Il appuyait sur le mot «raison». Il répéta:
—Vous avez raison. Toutefois, êtes-vous très sûre que la marquise Yorisaka soit une dame civilisée pareille à n'importe quelle dame civilisée?... Pareille à vous?...
—Pourquoi ne serait-elle pas?
—Pourquoi? Je n'en sais rien. Elle n'est pas, voilà le fait. Ne cherchons pas pourquoi, si vous le voulez bien, ce sera plus court. Je vous dis simplement ceci, sans discussion vaine ni philosophie à perte de vue: vous ne connaissez pas la marquise Yorisaka. Et vous vous trompez prodigieusement sur son compte. Vous la croyez faite à votre image, ou à l'image de cette péronnelle, votre miss Vane. Eh bien! non! la marquise Yorisaka ne s'orne pas d'un prénom wagnérien, et elle n'écrit pas sa correspondance à la machine. Elle ne met pas une chemise de soie noire pour disserter sur la physique mathématique. Elle n'a point de lynx apprivoisé, et ne parle pas exclusivement par questionnaires et conférences. Elle est pourtant ce que vous dites: une dame civilisée ... plus civilisée que vous, peut-être, mais civilisée comme vous, non. Vous portez toutes deux des robes qui se ressemblent. Mais, sous ces robes, vos corps et vos âmes ne se ressemblent pas... Vous souriez? Vous avez tort. Je vous affirme qu'entre la marquise et vous, l'abîme est encore plus large, beaucoup plus large que cet océan Pacifique qui sépare Nagasaki de San Francisco! Cessez donc de tenter un rapprochement difficile. Et laissez en paix cette pauvre petite, qui n'a que faire, elle, Japonaise, de vos exemples américains, trop américains.
Il avait parlé un peu nerveusement. Mrs. Hockley répliqua du ton le plus posé—la controverse académique était son fort:
—Je ne pense pas ainsi. Je pense qu'une Américaine ne diffère pas d'une Japonaise, lorsqu'elles sont deux créatures de même éducation et de culture égale. Et, en outre, je prétends que je connais la marquise Yorisaka, parce que je l'ai vue fréquemment et que nous avons eu ensemble d'intimes et passionnantes conversations. Je dis encore que l'abîme entre la marquise et moi est actuellement comblé à causé des paquebots, des chemins de fer, du téléphone et des autres sensationnelles inventions qui ont rapetissé le monde, et supprimé la distance entre les divers peuples. Tous vos arguments sont, par conséquent réfutés... Au reste, comment vous-même comprendriez-vous mieux que je ne fais les choses concernant la marquise Yorisaka? Elle est une femme; vous êtes un homme. Et tous les psychologues prononcent que les hommes et les femmes ne peuvent jamais se déchiffrer réciproquement...

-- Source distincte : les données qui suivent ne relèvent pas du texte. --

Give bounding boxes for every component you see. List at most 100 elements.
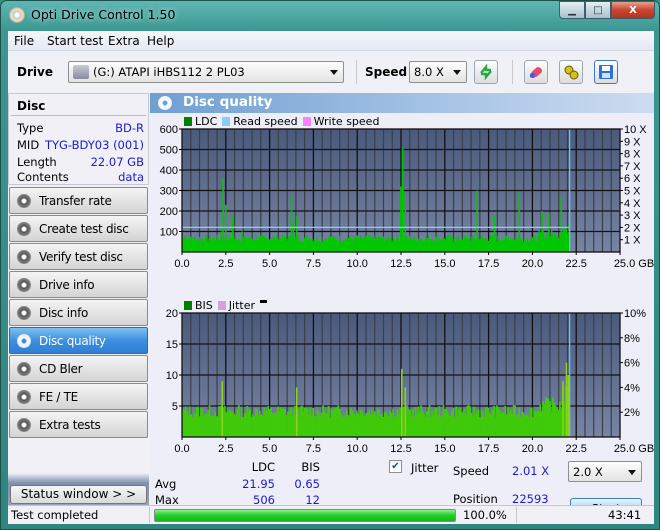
disc-icon	[17, 390, 31, 404]
menu-file[interactable]: File	[14, 34, 34, 48]
speed-select[interactable]: 8.0 X	[409, 61, 467, 83]
refresh-button[interactable]	[474, 60, 498, 84]
speed-readout-label: Speed	[453, 464, 490, 478]
divider	[516, 507, 517, 523]
spike-bar	[548, 213, 550, 252]
sidebar: Disc Type BD-R MID TYG-BDY03 (001) Length 2…	[8, 93, 149, 524]
progress-label: 100.0%	[463, 508, 507, 522]
nav-verify-test-disc[interactable]: Verify test disc	[9, 243, 148, 270]
status-text: Test completed	[11, 508, 99, 522]
test-speed-select[interactable]: 2.0 X	[568, 461, 642, 482]
x-tick-label: 12.5	[390, 258, 411, 270]
settings-icon	[564, 65, 579, 80]
y-tick-label: 300	[160, 186, 178, 198]
nav-cd-bler[interactable]: CD Bler	[9, 355, 148, 382]
drive-select-value: (G:) ATAPI iHBS112 2 PL03	[93, 65, 245, 79]
disc-icon	[17, 278, 31, 292]
save-button[interactable]	[594, 60, 618, 84]
disc-icon	[17, 194, 31, 208]
stats-avg-ldc: 21.95	[242, 477, 275, 491]
x-tick-label: 7.5	[306, 443, 321, 455]
y2-tick-label: 10 X	[624, 124, 647, 136]
speed-select-value: 8.0 X	[414, 65, 444, 79]
menu-help[interactable]: Help	[147, 34, 174, 48]
nav-extra-tests[interactable]: Extra tests	[9, 411, 148, 438]
disc-icon	[17, 306, 31, 320]
menu-bar: File Start test Extra Help	[8, 31, 654, 51]
ldc-chart: 100 200 300 400 500 600 1 X2 X3 X4 X5 X6 X7 X8…	[160, 124, 654, 270]
title-bar[interactable]: Opti Drive Control 1.50 ▁ □ X	[1, 1, 660, 31]
nav-disc-info[interactable]: Disc info	[9, 299, 148, 326]
y2-tick-label: 6 X	[624, 173, 641, 185]
x-tick-label: 5.0	[262, 443, 277, 455]
drive-select[interactable]: (G:) ATAPI iHBS112 2 PL03	[68, 61, 344, 83]
disc-contents-value: data	[118, 170, 144, 184]
menu-extra[interactable]: Extra	[108, 34, 140, 48]
jitter-checkbox[interactable]: ✔	[389, 460, 402, 473]
y2-tick-label: 2%	[624, 407, 640, 419]
x-tick-label: 12.5	[390, 443, 411, 455]
status-window-button[interactable]: Status window > >	[10, 485, 147, 504]
nav-drive-info[interactable]: Drive info	[9, 271, 148, 298]
disc-type-label: Type	[17, 121, 44, 135]
close-button[interactable]: X	[611, 1, 655, 19]
panel-title: Disc quality	[183, 94, 273, 110]
spike-bar	[220, 231, 223, 252]
minimize-button[interactable]: ▁	[559, 1, 585, 19]
disc-mid-value: TYG-BDY03 (001)	[44, 138, 144, 152]
window-title: Opti Drive Control 1.50	[31, 7, 176, 22]
disc-icon	[17, 362, 31, 376]
nav-label: Extra tests	[39, 418, 101, 432]
chevron-down-icon	[628, 470, 636, 475]
x-tick-label: 22.5	[565, 258, 586, 270]
disc-icon	[17, 334, 31, 348]
erase-button[interactable]	[524, 60, 548, 84]
x-tick-label: 2.5	[218, 258, 233, 270]
y-tick-label: 500	[160, 145, 178, 157]
spike-bar	[562, 381, 564, 437]
nav-fe-te[interactable]: FE / TE	[9, 383, 148, 410]
y2-tick-label: 4 X	[624, 198, 641, 210]
x-tick-label: 25.0 GB	[614, 443, 654, 455]
nav-label: Disc quality	[39, 334, 106, 348]
disc-length-value: 22.07 GB	[90, 155, 144, 169]
drive-label: Drive	[17, 65, 53, 79]
x-tick-label: 15.0	[434, 258, 455, 270]
y-tick-label: 10	[166, 370, 178, 382]
spike-bar	[518, 192, 520, 252]
y-tick-label: 5	[172, 401, 178, 413]
spike-bar	[241, 231, 244, 252]
stats-header-ldc: LDC	[251, 460, 275, 474]
menu-start-test[interactable]: Start test	[47, 34, 103, 48]
y-tick-label: 20	[166, 308, 178, 320]
y2-tick-label: 1 X	[624, 235, 641, 247]
y-tick-label: 15	[166, 339, 178, 351]
disc-length-label: Length	[17, 155, 57, 169]
status-bar: Test completed 100.0% 43:41	[8, 505, 654, 524]
test-speed-select-value: 2.0 X	[573, 465, 603, 479]
x-tick-label: 7.5	[306, 258, 321, 270]
panel-title-bar: Disc quality	[150, 93, 654, 113]
spike-bar	[295, 216, 298, 252]
nav-label: Verify test disc	[39, 250, 123, 264]
client-area: File Start test Extra Help Drive (G:) AT…	[8, 31, 654, 524]
nav-label: CD Bler	[39, 362, 83, 376]
x-tick-label: 17.5	[478, 258, 499, 270]
nav-create-test-disc[interactable]: Create test disc	[9, 215, 148, 242]
x-tick-label: 20.0	[522, 443, 543, 455]
settings-button[interactable]	[559, 60, 583, 84]
nav-disc-quality[interactable]: Disc quality	[9, 327, 148, 354]
spike-bar	[563, 229, 566, 252]
maximize-button[interactable]: □	[585, 1, 611, 19]
spike-bar	[221, 381, 224, 437]
position-value: 22593	[512, 492, 549, 506]
spike-bar	[290, 196, 293, 252]
spike-bar	[567, 375, 570, 437]
disc-icon	[17, 222, 31, 236]
nav-transfer-rate[interactable]: Transfer rate	[9, 187, 148, 214]
refresh-icon	[480, 64, 492, 80]
x-tick-label: 22.5	[565, 443, 586, 455]
y2-tick-label: 5 X	[624, 186, 641, 198]
progress-fill	[155, 510, 455, 521]
speed-label: Speed	[365, 65, 408, 79]
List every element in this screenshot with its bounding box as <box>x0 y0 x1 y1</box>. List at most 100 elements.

Felze interrompit pour la seconde fois:
—Je vous en conjure, ne faisons pas de psychologie! Les grands ressorts du cœur humain ne sont pour rien dans cette affaire. Ne dévions pas. Il s'agit de la marquise Yorisaka Mitsouko, que voilà, à dix pas d'ici, en train de se faire agréablement tripoter par un monsieur qu'elle ne connaissait pas il y a deux heures, et qu'elle a connu chez vous, par vous. Or, c'est par moi que vous-même avez connu la sus-dite marquise. Par moi, et chez son mari, le marquis Yorisaka Sadao. J'estime donc avoir quelque responsabilité dans les désagréments qui pourraient résulter pour le susdit marquis du susdit tripotage. Et j'ai, malgré mes cheveux blancs, la jeunesse de croire qu'il est médiocrement honorable de favoriser l'inconduite d'une femme dont le mari, confiant, est à la guerre. C'est pourquoi je vous prie de bien vouloir m'épargner cette louche besogne, et vous l'épargner du même coup. Vous allez, aussitôt que la politesse le permettra, mettre à la porte vos derniers hôtes, et particulièrement ce prince Alghero, que je préférerais n'avoir jamais rencontré. Après quoi vous me chargerez de reconduire chez elle la marquise Yorisaka, comme doit être reconduite, le soir, une femme seule, crainte d'irrespectueuse rencontre. C'est convenu, n'est-ce pas?
—Cela ne peut pas être convenu, dit Mrs. Hockley.